Namun, sampai titik ini, seluruh cerita tersebut masih merupakan keterangan dari pihak keluarga, bukan fakta yang telah dinyatakan terbukti oleh penyidik.
Polisi pun merespons serius tudingan tersebut.
Kabid Humas Polda Sumut Kombes Ferry Walintukan mengatakan pihak yang menyampaikan informasi akan diperiksa untuk memastikan kebenarannya.
“Ini keterangannya. Itu keterangan daripada yang bersangkutan. Maka kami akan melakukan pemeriksaan juga terhadap yang memberikan informasi,” kata Ferry, Kamis (3/9/2026).
Cerita tersebut muncul ketika kematian Lorenza sendiri masih menyisakan pertanyaan bagi keluarganya.
Lorenza sebelumnya disebut meninggal dunia pada Minggu (2/8/2026) di rumah orang tua mantan suaminya di salah satu perumahan di Kota Medan. Polisi menyatakan Lorenza meninggal akibat bunuh diri menggunakan senjata api milik Brigadir Imam.
Hasil autopsi yang disampaikan polisi disebut menemukan luka tembak di kepala dan tidak menemukan tanda-tanda kekerasan lain.
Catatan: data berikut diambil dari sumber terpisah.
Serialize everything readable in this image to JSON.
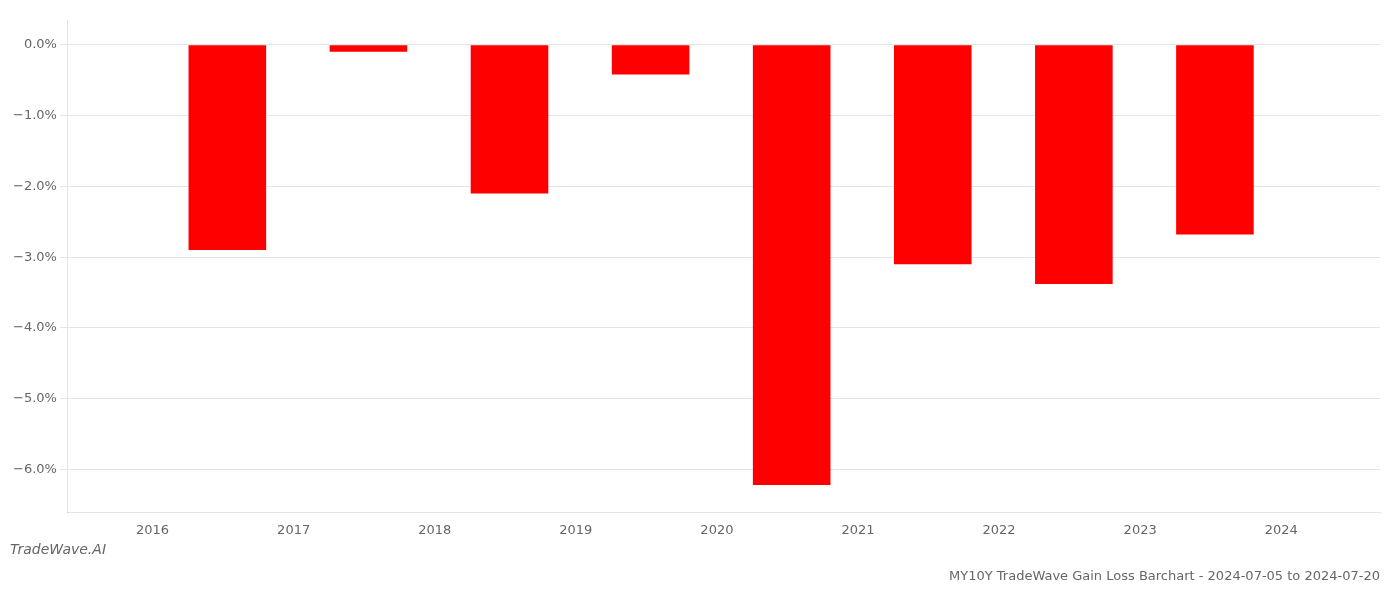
{
  "chart_data": {
    "type": "bar",
    "title": "MY10Y TradeWave Gain Loss Barchart - 2024-07-05 to 2024-07-20",
    "annotations": [
      "TradeWave.AI"
    ],
    "x": [
      2016.53,
      2017.53,
      2018.53,
      2019.53,
      2020.53,
      2021.53,
      2022.53,
      2023.53
    ],
    "values": [
      -2.9,
      -0.1,
      -2.1,
      -0.42,
      -6.22,
      -3.1,
      -3.38,
      -2.68
    ],
    "color": "#ff0000",
    "xlim": [
      2015.4,
      2024.7
    ],
    "xticks": [
      2016,
      2017,
      2018,
      2019,
      2020,
      2021,
      2022,
      2023,
      2024
    ],
    "ylim": [
      -6.6,
      0.35
    ],
    "yticks": [
      {
        "value": 0.0,
        "label": "0.0%"
      },
      {
        "value": -1.0,
        "label": "−1.0%"
      },
      {
        "value": -2.0,
        "label": "−2.0%"
      },
      {
        "value": -3.0,
        "label": "−3.0%"
      },
      {
        "value": -4.0,
        "label": "−4.0%"
      },
      {
        "value": -5.0,
        "label": "−5.0%"
      },
      {
        "value": -6.0,
        "label": "−6.0%"
      }
    ],
    "grid": true
  }
}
Polisi juga menyebut tidak menemukan residu peluru pada jari Brigadir Imam.
Tetapi keluarga memiliki versi berbeda.
Ayah Lorenza, Sanalui Gowasa (56), sebelumnya mengatakan keluarga menemukan sejumlah hal yang mereka anggap janggal, termasuk bekas seperti cekikan di leher dan lebam di sekitar mata.
“Sebenarnya ini bukan penembakan diri sendiri, ini hasil dianiaya,” kata Sanalui pada 5 Agustus.
Kini ada dua hal yang sama-sama perlu dibuktikan: bagaimana sebenarnya Lorenza meninggal, dan apakah cerita yang disampaikan keluarga tentang dugaan “dijual” tersebut dapat dibuktikan melalui penyelidikan.
Polisi mengatakan pemeriksaan terhadap pihak yang memberikan informasi akan dilakukan. Dari sana, publik menunggu apakah pengakuan yang selama ini hanya muncul dari cerita keluarga akan menemukan bukti yang bisa menjelaskan apa yang sebenarnya terjadi pada Lorenza.